The starting point is to consider the nature of the treatment proposed. The administration of PBs to people going through puberty is a very unusual treatment for the following reasons. Firstly, there is real uncertainty over the short and long-term consequences of the treatment with very limited evidence as to its efficacy, or indeed quite what it is seeking to achieve. This means it is, in our view, properly described as experimental treatment. Secondly, there is a lack of clarity over the purpose of the treatment: in particular, whether it provides a “pause to think” in a “hormone neutral” state or is a treatment to limit the effects of puberty, and thus the need for greater surgical and chemical intervention later, as referred to in the Health Research Authority report. Thirdly, the consequences of the treatment are highly complex and potentially lifelong and life changing in the most fundamental way imaginable. The treatment goes to the heart of an individual’s identity, and is thus, quite possibly, unique as a medical treatment.
In addition the judgement said:
"In other cases, medical treatment is used to remedy, or alleviate the symptoms of, a diagnosed physical or mental condition, and the effects of that treatment are direct and usually apparent. The position in relation to puberty blockers would not seem to reflect that description."
"The evidence shows that the vast majority of children who take PBs move on to take cross-sex hormones, that Stages 1 and 2 are two stages of one clinical pathway and once on that pathway it is extremely rare for a child to get off it."
"Indeed, the statistical correlation between the use of puberty blockers and cross-sex hormones supports the case that it is appropriate to view PBs as a stepping stone to cross-sex hormones."
"There is no age appropriate way to explain to many of these children what losing their fertility or full sexual function may mean to them in later years."
"In principle, a young person’s autonomy should be protected and supported; however, it is the role of the court to protect children, and particularly a vulnerable child’s best interests. The decisions in respect of PBs have lifelong and life-changing consequences for the children."
Transgender Trend, a UK group for those concerned about the social and medical "transition" of children, the introduction of "gender identity" teaching into schools and new policies and legislation based on subjective ideas of "gender" rather than the biological reality of sex said later
"The most striking aspect of the court case was the complete absence of ideology and ideological language. Nobody claimed that some children have a ‘gender identity’ that doesn’t match the sex they were ‘assigned at birth’ to justify the use of blockers and hormones. In the absence of the ideology, the justification for this treatment falls apart. It was revealed that in the real world, there is no justification for serious medical intervention on children’s healthy bodies."
Paul Conrathe, Senior Consultant Solicitor of Human Rights with Sinclairslaw which represented Keira Bell and Mrs A, was asked by RTE's Drivetime about the Irish authorities and children from here being referred to the Tavistock.

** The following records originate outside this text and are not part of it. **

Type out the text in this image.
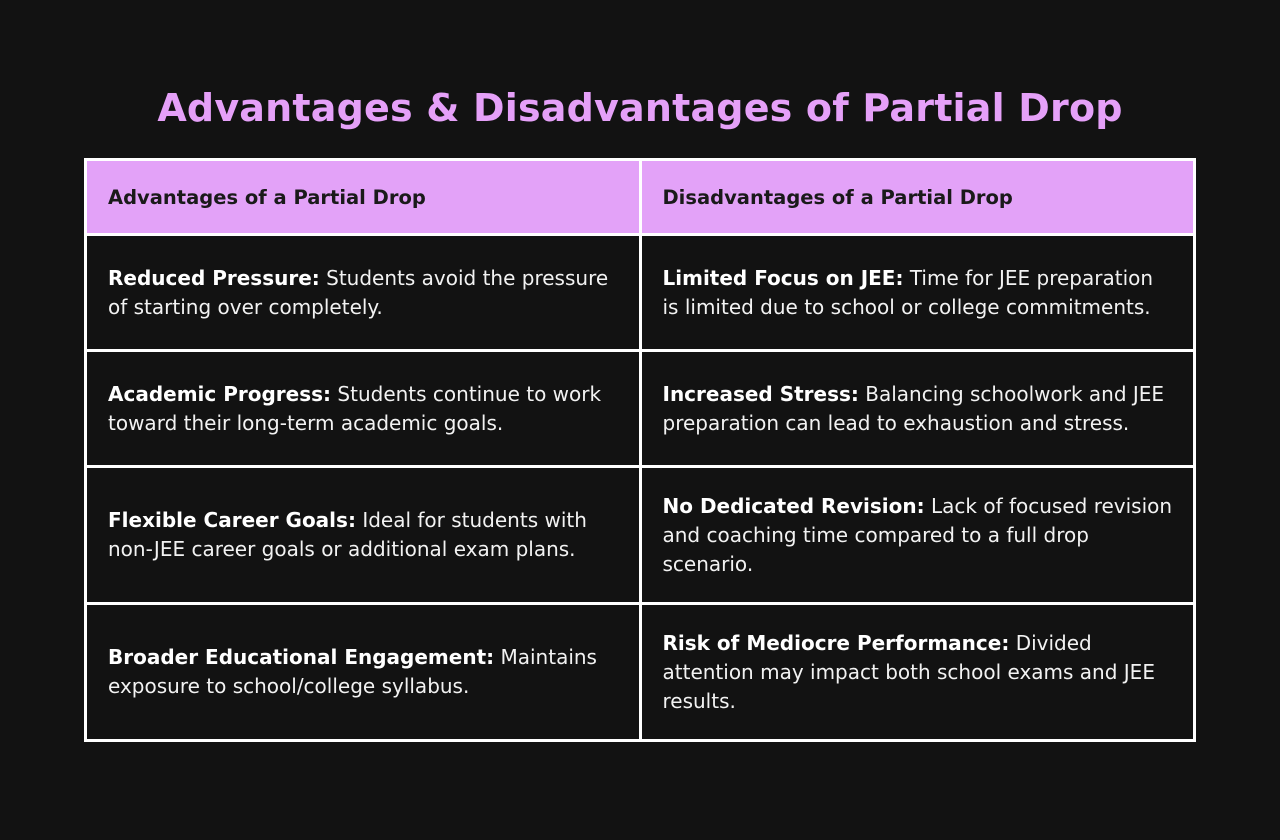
Advantages & Disadvantages of Partial Drop
Advantages of a Partial Drop	Disadvantages of a Partial Drop
Reduced Pressure: Students avoid the pressure of starting over completely.	Limited Focus on JEE: Time for JEE preparation is limited due to school or college commitments.
Academic Progress: Students continue to work toward their long-term academic goals.	Increased Stress: Balancing schoolwork and JEE preparation can lead to exhaustion and stress.
Flexible Career Goals: Ideal for students with non-JEE career goals or additional exam plans.	No Dedicated Revision: Lack of focused revision and coaching time compared to a full drop scenario.
Broader Educational Engagement: Maintains exposure to school/college syllabus.	Risk of Mediocre Performance: Divided attention may impact both school exams and JEE results.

"They have to read this judgement very carefully. It is critical of the Tavistock. It said essentially that the Tavistock was not facing reality. Not seeing the reality that these treatments, puberty blockers and cross sex hormones, are part of a treatment pathway. It was also saying that the Tavistock was under the false impression that if we just give children enough information they'll be able to consent. The Court was saying we're surprised that there isn't basic data here about the number of children on the autistic spectrum, about the number of children that go on from puberty blockers to cross sex hormones. So the judgement today is very critical of practice at the Tavistock. And for the Irish authorities I'd have thought they'd be thinking twice as to whether they should be engaging with the Tavistock."